The reason why bronchial lavage PCR positive for M. tuberculosis was statistically higher in anthracofibrosis group (96% vs. 74%, p = 0.008) is thought to be due to the high frequency of endobronchial TB in the anthracofibrosis group. Furthermore, there is a difference in TB positivity using either sputum or bronchial washes as samples in anthracofibrosis group. It may be because patients of BAF are more likely to expectorate sputum incorrectly due to their bronchostenosis. Therefore, the collection of appropriate samples via bronchial washes rather than sputum can be more helpful for disease diagnosis in patients with BAF.

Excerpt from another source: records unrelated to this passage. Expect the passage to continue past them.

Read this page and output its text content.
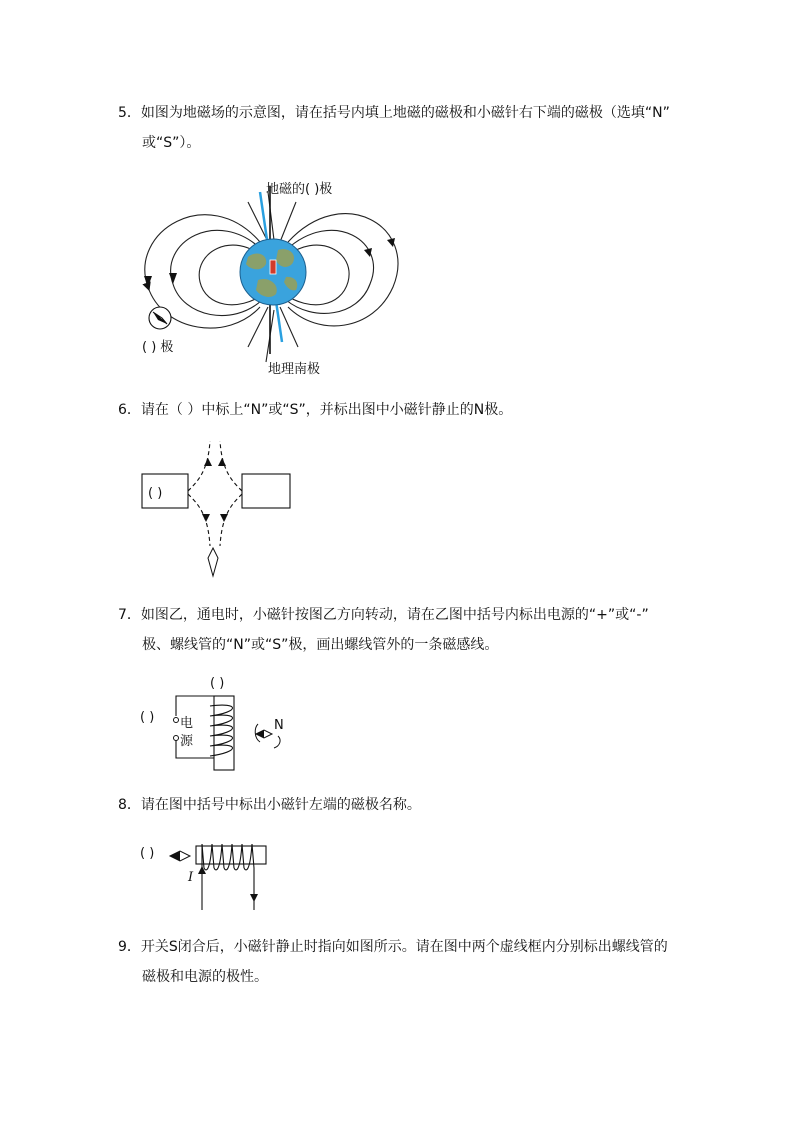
5．如图为地磁场的示意图，请在括号内填上地磁的磁极和小磁针右下端的磁极（选填“N”
或“S”）。
地磁的( )极
( ) 极
地理南极
6．请在（ ）中标上“N”或“S”，并标出图中小磁针静止的N极。
( )
7．如图乙，通电时，小磁针按图乙方向转动，请在乙图中括号内标出电源的“+”或“-”
极、螺线管的“N”或“S”极，画出螺线管外的一条磁感线。
( )
( ) 电
源
N
8．请在图中括号中标出小磁针左端的磁极名称。
( )
I
9．开关S闭合后，小磁针静止时指向如图所示。请在图中两个虚线框内分别标出螺线管的
磁极和电源的极性。
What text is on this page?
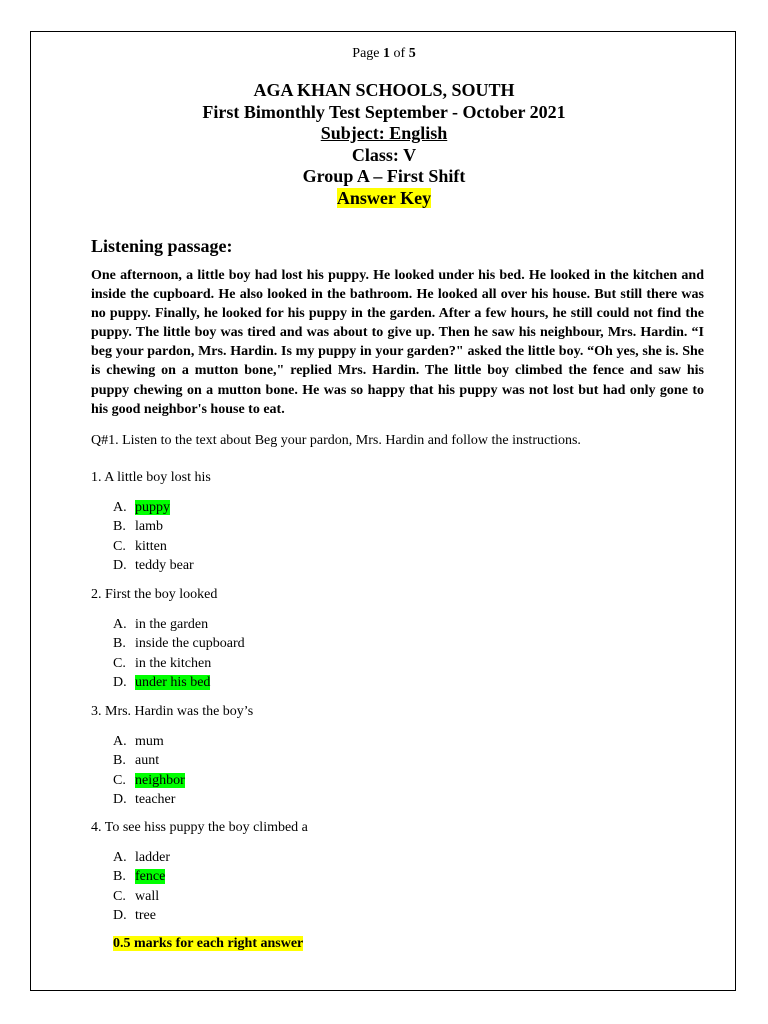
Page 1 of 5
AGA KHAN SCHOOLS, SOUTH
First Bimonthly Test September - October 2021
Subject: English
Class: V
Group A – First Shift
Answer Key
Listening passage:
One afternoon, a little boy had lost his puppy. He looked under his bed. He looked in the kitchen and inside the cupboard. He also looked in the bathroom. He looked all over his house. But still there was no puppy. Finally, he looked for his puppy in the garden. After a few hours, he still could not find the puppy. The little boy was tired and was about to give up. Then he saw his neighbour, Mrs. Hardin. “I beg your pardon, Mrs. Hardin. Is my puppy in your garden?" asked the little boy. “Oh yes, she is. She is chewing on a mutton bone," replied Mrs. Hardin. The little boy climbed the fence and saw his puppy chewing on a mutton bone. He was so happy that his puppy was not lost but had only gone to his good neighbor's house to eat.
Q#1. Listen to the text about Beg your pardon, Mrs. Hardin and follow the instructions.
1. A little boy lost his
A. puppy
B. lamb
C. kitten
D. teddy bear
2. First the boy looked
A. in the garden
B. inside the cupboard
C. in the kitchen
D. under his bed
3. Mrs. Hardin was the boy’s
A. mum
B. aunt
C. neighbor
D. teacher
4. To see hiss puppy the boy climbed a
A. ladder
B. fence
C. wall
D. tree
0.5 marks for each right answer
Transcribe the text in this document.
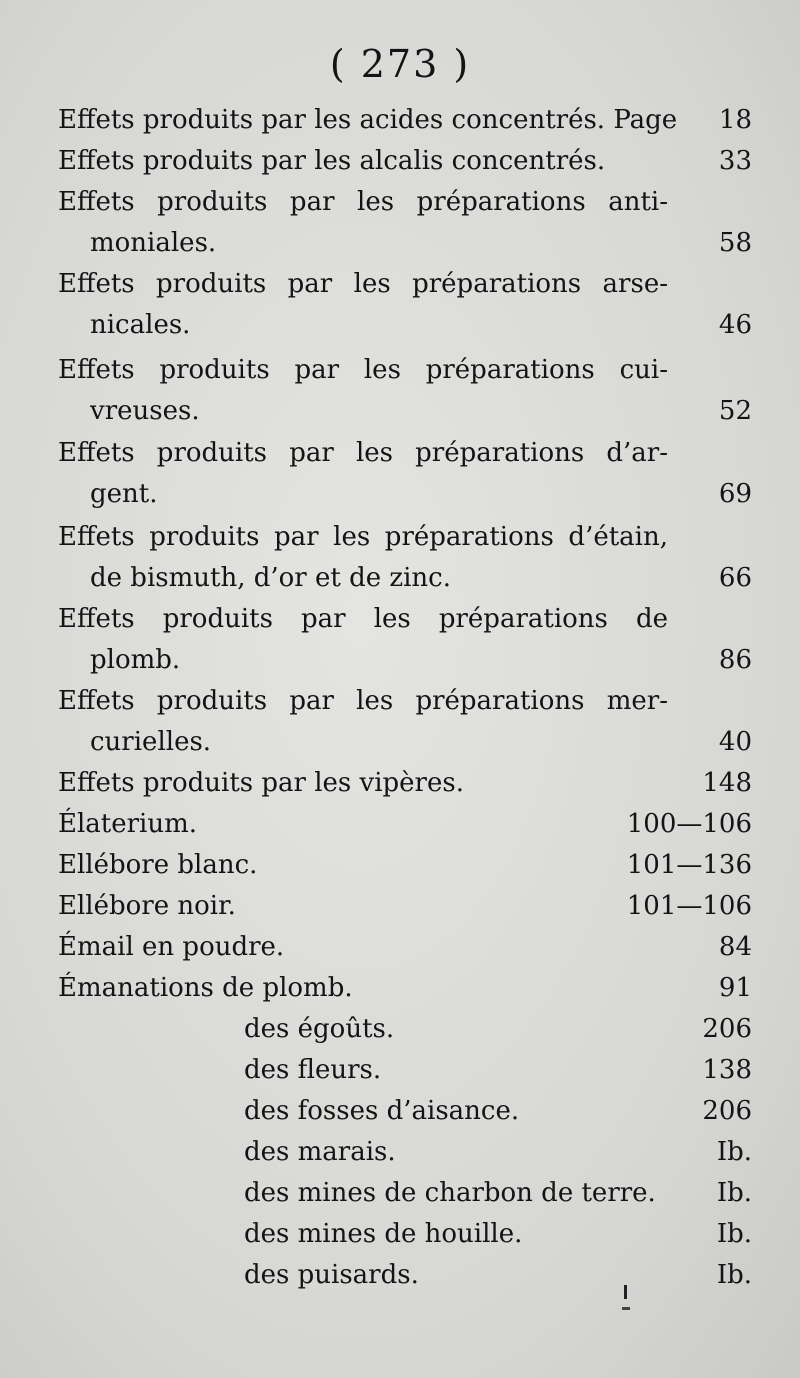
( 273 )
Effets produits par les acides concentrés. Page 18
Effets produits par les alcalis concentrés.	33
Effets produits par les préparations anti-
moniales.	58
Effets produits par les préparations arse-
nicales.	46
Effets produits par les préparations cui-
vreuses.	52
Effets produits par les préparations d’ar-
gent.	69
Effets produits par les préparations d’étain,
de bismuth, d’or et de zinc.	66
Effets produits par les préparations de
plomb.	86
Effets produits par les préparations mer-
curielles.	40
Effets produits par les vipères.	148
Élaterium.	100—106
Ellébore blanc.	101—136
Ellébore noir.	101—106
Émail en poudre.	84
Émanations de plomb.	91
des égoûts.	206
des fleurs.	138
des fosses d’aisance.	206
des marais.	Ib.
des mines de charbon de terre. Ib.
des mines de houille.	Ib.
des puisards.	Ib.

The limitations of our study must be acknowledged. First, the comparison group is not all other pulmonary TB patients without BAF but all pulmonary TB patients without BAF who had undergone bronchoscopy. Since BAF can be diagnosed only by bronchoscopy, pulmonary TB patients who underwent bronchoscopy and did not have BAF had to be set as the comparison group. If all other pulmonary TB patients were used as the comparison group, pulmonary TB patients with BAF could also have been included. The bronchoscoped pulmonary TB patients without BAF may or may not be representative of all non-BAF pulmonary TB patients. However, our comparison group showed radiologic findings similar to other studies. In other studies [16,17,18], the most common CT findings of pulmonary TB were consolidation and micronodules in upper lobes and superior segments of lower lobes (upper lobe predominance), and the frequency of cavitation was 20–66%. In our study, the most common CT findings in nonanthracofibrosis group were micronodules (93%) and consolidation/macronodule (89%). The frequency of cavitation and upper lobe predominance was 48%, and 80%, respectively. It is not clear what prompted the need for bronchoscopy in non-BAF patients. The bronchoscoped TB patients may have expectorated sputum incorrectly, or the sputum test may have been negative, or the attending clinician may have decided to perform bronchoscopy initially. Second, we retrospectively reviewed the medical records and could not report the environmental or occupational exposure history although it is related to BAF and biomass fuel smoke exposure.

5. Conclusions

Active pulmonary TB with BAF showed a high prevalence of internal low-density foci or focal contour bulge within atelectasis, lower lobe predominance, endobronchial involvement, and lymphadenopathy, whereas it showed a low frequency of cavitation. The CT findings of pulmonary TB with BAF are quite distinctive from the typical features of pulmonary TB without BAF. Therefore, being aware of these distinctive CT findings of pulmonary TB in the presence of BAF will be of great help in the early detection of TB.